Ob-Gyn Coding Alert

Mind These Modifier 22 Do's And Don'ts

Make the most of the extra time your ob-gyn spends with a patient

Convincing your carrier that your ob-gyn performed more work than a procedure usually requires is crucial for claims with modifier 22 (Unusual procedural services). Because you could potentially get 20 to 25 percent more than your standard reimbursement, you shouldn't shy away from using this modifier, because it could affect your bottom line.

Scenario: Your ob-gyn spends an inordinate amount of time performing a vulvectomy, and she documents exactly how much time she spent performing the excision procedure, so you can append modifier 22 to the excision code (56620, Vulvectomy, simple; partial).

Make sure you run through your list of do's and don-ts before submitting your claim:

Make Sure You Do These 4 Tips

1. Do include a copy of the operative report with your claim.

For every claim with modifier 22, you should submit both a paper claim and the op report. The op report should clearly identify additional diagnoses, pre-existing conditions, or any unexpected findings or complicating factors that contributed to the extra time and effort spent performing the procedure.

Tip: Designate a section of the op note as -Special Circumstances- in which the physician must indicate when a procedure is significantly more difficult than anticipated.

The hitch: There's a good chance that the person employed by the insurance carrier to review your claim is not a medical professional. So you have to translate what went on in the operating room into quantifiable terms. -The documentation should be explicit regarding what the ob-gyn did so that it's a no-brainer for the coder to use modifier 22,- says Jean Ryan-Niemackl, LPN, CPC, an application specialist with QuadraMed Government Programs Division in Fargo, N.D.

Good idea: Try sending two op reports: one for the unusual procedure, and another for the same procedure that would not be considered unusual. The reviewer can then compare a typical vulvectomy, for example, to the one you are trying to have paid.
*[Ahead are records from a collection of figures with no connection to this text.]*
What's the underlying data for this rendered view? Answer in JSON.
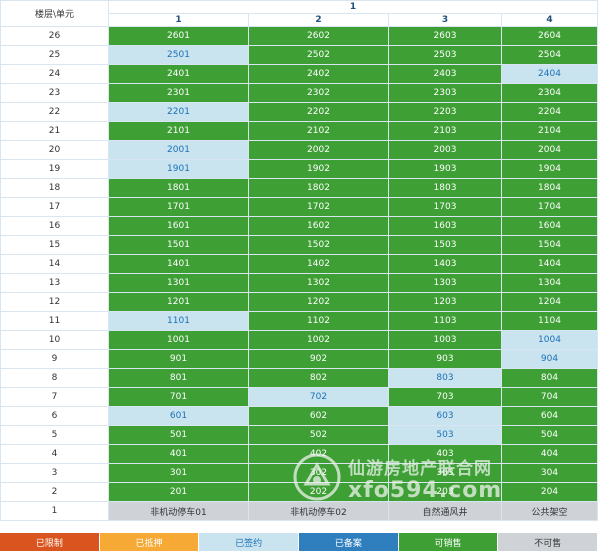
{
  "header": {
    "corner_label": "楼层\\单元",
    "building": "1",
    "units": [
      "1",
      "2",
      "3",
      "4"
    ]
  },
  "rows": [
    {
      "floor": "26",
      "cells": [
        {
          "label": "2601",
          "status": "g"
        },
        {
          "label": "2602",
          "status": "g"
        },
        {
          "label": "2603",
          "status": "g"
        },
        {
          "label": "2604",
          "status": "g"
        }
      ]
    },
    {
      "floor": "25",
      "cells": [
        {
          "label": "2501",
          "status": "lb"
        },
        {
          "label": "2502",
          "status": "g"
        },
        {
          "label": "2503",
          "status": "g"
        },
        {
          "label": "2504",
          "status": "g"
        }
      ]
    },
    {
      "floor": "24",
      "cells": [
        {
          "label": "2401",
          "status": "g"
        },
        {
          "label": "2402",
          "status": "g"
        },
        {
          "label": "2403",
          "status": "g"
        },
        {
          "label": "2404",
          "status": "lb"
        }
      ]
    },
    {
      "floor": "23",
      "cells": [
        {
          "label": "2301",
          "status": "g"
        },
        {
          "label": "2302",
          "status": "g"
        },
        {
          "label": "2303",
          "status": "g"
        },
        {
          "label": "2304",
          "status": "g"
        }
      ]
    },
    {
      "floor": "22",
      "cells": [
        {
          "label": "2201",
          "status": "lb"
        },
        {
          "label": "2202",
          "status": "g"
        },
        {
          "label": "2203",
          "status": "g"
        },
        {
          "label": "2204",
          "status": "g"
        }
      ]
    },
    {
      "floor": "21",
      "cells": [
        {
          "label": "2101",
          "status": "g"
        },
        {
          "label": "2102",
          "status": "g"
        },
        {
          "label": "2103",
          "status": "g"
        },
        {
          "label": "2104",
          "status": "g"
        }
      ]
    },
    {
      "floor": "20",
      "cells": [
        {
          "label": "2001",
          "status": "lb"
        },
        {
          "label": "2002",
          "status": "g"
        },
        {
          "label": "2003",
          "status": "g"
        },
        {
          "label": "2004",
          "status": "g"
        }
      ]
    },
    {
      "floor": "19",
      "cells": [
        {
          "label": "1901",
          "status": "lb"
        },
        {
          "label": "1902",
          "status": "g"
        },
        {
          "label": "1903",
          "status": "g"
        },
        {
          "label": "1904",
          "status": "g"
        }
      ]
    },
    {
      "floor": "18",
      "cells": [
        {
          "label": "1801",
          "status": "g"
        },
        {
          "label": "1802",
          "status": "g"
        },
        {
          "label": "1803",
          "status": "g"
        },
        {
          "label": "1804",
          "status": "g"
        }
      ]
    },
    {
      "floor": "17",
      "cells": [
        {
          "label": "1701",
          "status": "g"
        },
        {
          "label": "1702",
          "status": "g"
        },
        {
          "label": "1703",
          "status": "g"
        },
        {
          "label": "1704",
          "status": "g"
        }
      ]
    },
    {
      "floor": "16",
      "cells": [
        {
          "label": "1601",
          "status": "g"
        },
        {
          "label": "1602",
          "status": "g"
        },
        {
          "label": "1603",
          "status": "g"
        },
        {
          "label": "1604",
          "status": "g"
        }
      ]
    },
    {
      "floor": "15",
      "cells": [
        {
          "label": "1501",
          "status": "g"
        },
        {
          "label": "1502",
          "status": "g"
        },
        {
          "label": "1503",
          "status": "g"
        },
        {
          "label": "1504",
          "status": "g"
        }
      ]
    },
    {
      "floor": "14",
      "cells": [
        {
          "label": "1401",
          "status": "g"
        },
        {
          "label": "1402",
          "status": "g"
        },
        {
          "label": "1403",
          "status": "g"
        },
        {
          "label": "1404",
          "status": "g"
        }
      ]
    },
    {
      "floor": "13",
      "cells": [
        {
          "label": "1301",
          "status": "g"
        },
        {
          "label": "1302",
          "status": "g"
        },
        {
          "label": "1303",
          "status": "g"
        },
        {
          "label": "1304",
          "status": "g"
        }
      ]
    },
    {
      "floor": "12",
      "cells": [
        {
          "label": "1201",
          "status": "g"
        },
        {
          "label": "1202",
          "status": "g"
        },
        {
          "label": "1203",
          "status": "g"
        },
        {
          "label": "1204",
          "status": "g"
        }
      ]
    },
    {
      "floor": "11",
      "cells": [
        {
          "label": "1101",
          "status": "lb"
        },
        {
          "label": "1102",
          "status": "g"
        },
        {
          "label": "1103",
          "status": "g"
        },
        {
          "label": "1104",
          "status": "g"
        }
      ]
    },
    {
      "floor": "10",
      "cells": [
        {
          "label": "1001",
          "status": "g"
        },
        {
          "label": "1002",
          "status": "g"
        },
        {
          "label": "1003",
          "status": "g"
        },
        {
          "label": "1004",
          "status": "lb"
        }
      ]
    },
    {
      "floor": "9",
      "cells": [
        {
          "label": "901",
          "status": "g"
        },
        {
          "label": "902",
          "status": "g"
        },
        {
          "label": "903",
          "status": "g"
        },
        {
          "label": "904",
          "status": "lb"
        }
      ]
    },
    {
      "floor": "8",
      "cells": [
        {
          "label": "801",
          "status": "g"
        },
        {
          "label": "802",
          "status": "g"
        },
        {
          "label": "803",
          "status": "lb"
        },
        {
          "label": "804",
          "status": "g"
        }
      ]
    },
    {
      "floor": "7",
      "cells": [
        {
          "label": "701",
          "status": "g"
        },
        {
          "label": "702",
          "status": "lb"
        },
        {
          "label": "703",
          "status": "g"
        },
        {
          "label": "704",
          "status": "g"
        }
      ]
    },
    {
      "floor": "6",
      "cells": [
        {
          "label": "601",
          "status": "lb"
        },
        {
          "label": "602",
          "status": "g"
        },
        {
          "label": "603",
          "status": "lb"
        },
        {
          "label": "604",
          "status": "g"
        }
      ]
    },
    {
      "floor": "5",
      "cells": [
        {
          "label": "501",
          "status": "g"
        },
        {
          "label": "502",
          "status": "g"
        },
        {
          "label": "503",
          "status": "lb"
        },
        {
          "label": "504",
          "status": "g"
        }
      ]
    },
    {
      "floor": "4",
      "cells": [
        {
          "label": "401",
          "status": "g"
        },
        {
          "label": "402",
          "status": "g"
        },
        {
          "label": "403",
          "status": "g"
        },
        {
          "label": "404",
          "status": "g"
        }
      ]
    },
    {
      "floor": "3",
      "cells": [
        {
          "label": "301",
          "status": "g"
        },
        {
          "label": "302",
          "status": "g"
        },
        {
          "label": "303",
          "status": "g"
        },
        {
          "label": "304",
          "status": "g"
        }
      ]
    },
    {
      "floor": "2",
      "cells": [
        {
          "label": "201",
          "status": "g"
        },
        {
          "label": "202",
          "status": "g"
        },
        {
          "label": "203",
          "status": "g"
        },
        {
          "label": "204",
          "status": "g"
        }
      ]
    },
    {
      "floor": "1",
      "cells": [
        {
          "label": "非机动停车01",
          "status": "gy"
        },
        {
          "label": "非机动停车02",
          "status": "gy"
        },
        {
          "label": "自然通风井",
          "status": "gy"
        },
        {
          "label": "公共架空",
          "status": "gy"
        }
      ]
    }
  ],
  "legend": [
    {
      "label": "已限制",
      "color": "#d9541e"
    },
    {
      "label": "已抵押",
      "color": "#f7a935"
    },
    {
      "label": "已签约",
      "color": "#c9e3ef",
      "text_color": "#1b72b8"
    },
    {
      "label": "已备案",
      "color": "#2f7fbf"
    },
    {
      "label": "可销售",
      "color": "#3e9f35"
    },
    {
      "label": "不可售",
      "color": "#cfd3d8",
      "text_color": "#333333"
    }
  ],
  "status_colors": {
    "g": "#3e9f35",
    "lb": "#c9e3ef",
    "gy": "#cfd3d8"
  },
  "watermark": {
    "title": "仙游房地产联合网",
    "url": "xfo594.com",
    "icon": "logo-mark-icon"
  }
}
Another idea is to have the ob-gyn dictate a detailed letter explaining why you-re using modifier 22--a helpful tool when you-re appealing any claim that uses this modifier. In our scenario's case, an accompanying letter from the ob-gyn should indicate the highly unusual nature of the tumor, the degree of difficulty above what is considered normal for 56620, and a request for additional payment.

-We run a monthly report to capture any payments made on claims coded with this modifier and then send an appeal with the op note and a letter from the ob-gyn,- says Lynn Anderanin, CPC, senior coding consultant for Health Info Services in Des Plaines, Ill.

2. Do check your carrier's local medical review policy before submitting a claim for modifier 22 because not all private payers honor this modifier.

-We-ve found that many insurance carriers do not recognize modifier 22, among other modifiers,- Anderanin says.

Keep in mind: When a payer does not accept modifier 22, you shouldn't rely on critical care codes to reflect that the surgical procedure turned out to be more difficult than the ob-gyn expected. When you-re billing critical care codes (99291-99292), these services are unrelated to the performance of the procedure. These codes are not a substitute for modifier 22.

3. Do be sure the procedure required at least 25 percent more time/effort than usual.

Tactic: Time is quantifiable, allowing a carrier to more easily convert the extra work into additional reimbursement. For example, statements such as -50 percent more time than usual was required to excise the lesion because of the patient's obesity, making the total procedure 90 minutes instead of 30 minutes- can be very effective.

4. Do append modifier 22 to assistant-at-surgery procedures.

Both the primary and assistant must report the same codes, including any modifiers that pertain to the level of work.

Avoid These 3 Modifier 22 Mishaps

1. Don-t append modifier 22 to secondary procedure codes. 

In most cases, you-ll append modifier 22 to the primary procedure because it is the most extensive. Payers would find a secondary procedure that is more difficult than the primary procedure to be rather unusual.

2. Don-t use modifier 22 for E/M visits. Modifier 22 applies only to unusual procedures, not E/M services. 

3. Don-t assume lysis of average adhesions merits modifier 22. 

All payers tend to deny payment for lysis of adhesions when the ob-gyn performs the lysis with other procedures. The reason is that the physician normally destroys the adhesions to gain access to the surgical field, which is a standard surgical technique. 

On the other hand, when adhesions are dense, vascular, anatomy-distorting, and require extensive work to remove, the payer may consider payment. In those cases, you should append modifier 22 to the primary procedure rather than listing the lysis code separately (such as 58740, Lysis of adhesions [salpingolysis, ovariolysis]) because of bundling issues.

For example, if your ob-gyn performs a c-section as well as lysis of adhesions, you should report the c-section code (59510) with modifier 22 attached, says Audrea Caputo, CPC, an ob-gyn coder at Women's Healthcare Associates LLC in Beaverton, Oregon.